A situação é ainda mais preocupante quando observamos as respostas produzidas pelos poderes executivos e instituições públicas. Muitas criaram aplicativos e emails para evitar filas em agências, e os governos tentam emplacar o ensino a distância como uma opção para as crianças e jovens. Entretanto, estamos em país que tem mais de 11 milhões de analfabetos (segundo o IBGE), 83 milhões de pessoas sem acesso à internet (segundo a PNAD de 2019). Quando recortamos os dados somente do estado de Minas Gerais, 54% das famílias não possuem computador em casa, e 24,7% dos habitantes não possuem nenhum acesso à internet (dados da PNAD 2018). Para quem estão sendo construídas essas respostas?

Enquanto deputada estadual, me inspiro e lembro sempre das palavras de Carolina Maria de Jesus: “O Brasil precisa ser dirigido por uma pessoa que já passou fome. A fome também é professora. Quem passa fome aprende a pensar no próximo”. É um retorno às minhas raízes e aquilo que sou: uma mulher preta, moradora de Ribeirão das Neves, ex-empregada doméstica, educadora infantil e filha de pais analfabetos. É inadmissível para mim esse movimento de manter na invisibilidade as necessidades e o sofrimento dos grupos vulneráveis, compostos majoritariamente por pessoas negras e que vivem às margens da estrutura estatal, que só se faz presente nas funções de repressão, violência e encarceramento.
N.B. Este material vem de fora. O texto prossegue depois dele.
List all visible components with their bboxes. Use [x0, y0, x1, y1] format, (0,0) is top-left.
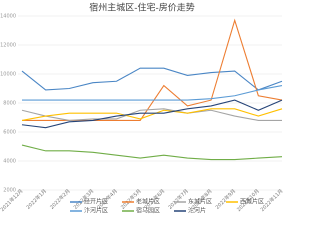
y-tick-label: 8000: [3, 101, 16, 107]
series-line: [21, 67, 283, 91]
series-line: [22, 85, 283, 101]
x-tick-label: 2022年9月: [214, 188, 237, 211]
series-line: [21, 108, 282, 121]
legend-label: 西城片区: [240, 198, 264, 206]
y-tick-label: 6000: [3, 130, 16, 136]
legend-label: 东城片区: [188, 198, 212, 206]
x-tick-label: 2022年1月: [25, 188, 48, 211]
y-tick-label: 2000: [3, 188, 16, 194]
legend-label: 经开片区: [84, 198, 108, 206]
chart-title: 宿州主城区-住宅-房价走势: [89, 2, 195, 14]
y-tick-label: 14000: [0, 14, 16, 20]
series-line: [21, 99, 283, 129]
page: {"chart_data": {"type": "line", "title":…: [0, 1, 284, 215]
x-tick-label: 2022年2月: [48, 188, 71, 211]
series-line: [21, 108, 283, 121]
series-line: [22, 18, 283, 121]
x-tick-label: 2022年7月: [167, 188, 190, 211]
legend-label: 老城片区: [136, 198, 160, 206]
legend-label: 宿马园区: [136, 207, 160, 215]
y-tick-label: 12000: [0, 43, 16, 49]
legend-label: 汴河片区: [84, 207, 108, 215]
series-line: [21, 144, 283, 161]
y-tick-label: 10000: [0, 72, 16, 78]
y-tick-label: 4000: [3, 159, 16, 165]
legend-label: 沱河片: [188, 207, 206, 215]
chart: 宿州主城区-住宅-房价走势 2000 4000 6000 8000 10000 12000…: [0, 2, 284, 215]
A presença nos espaços de poder de nossos corpos diversos, marcados pelas desigualdades sociais e pela invisibilidade, é fundamental para construirmos outro modelo de resposta neste momento, que não seja feito pensando apenas na figura vazia do “cidadão médio”, ou ainda, somente na elite. Por isso, nós, da Gabinetona, nos esforçamos para incluir na Lei Estadual nº 23.631/2020, fruto do PL 1.777/2020, de autoria coletiva dos deputados estaduais mineiros, ações para barrar a prática de mais violações de direitos humanos contra a população em situação de privação de liberdade e contra as famílias de baixa renda. E seguimos apresentando alternativas e desenvolvendo propostas de enfrentamento à pandemia em âmbito local e nacional, que levem em consideração as pessoas que estão nas periferias, nas ocupações, os trabalhadores informais, os artistas, os povos e comunidades tradicionais, as comunidades atingidas pela mineração e o fortalecimento do nosso sistema público de saúde. O enfrentamento à pandemia não pode ser uma desculpa para condenar pessoas à fome, à miséria e à morte. A vida está acima do lucro!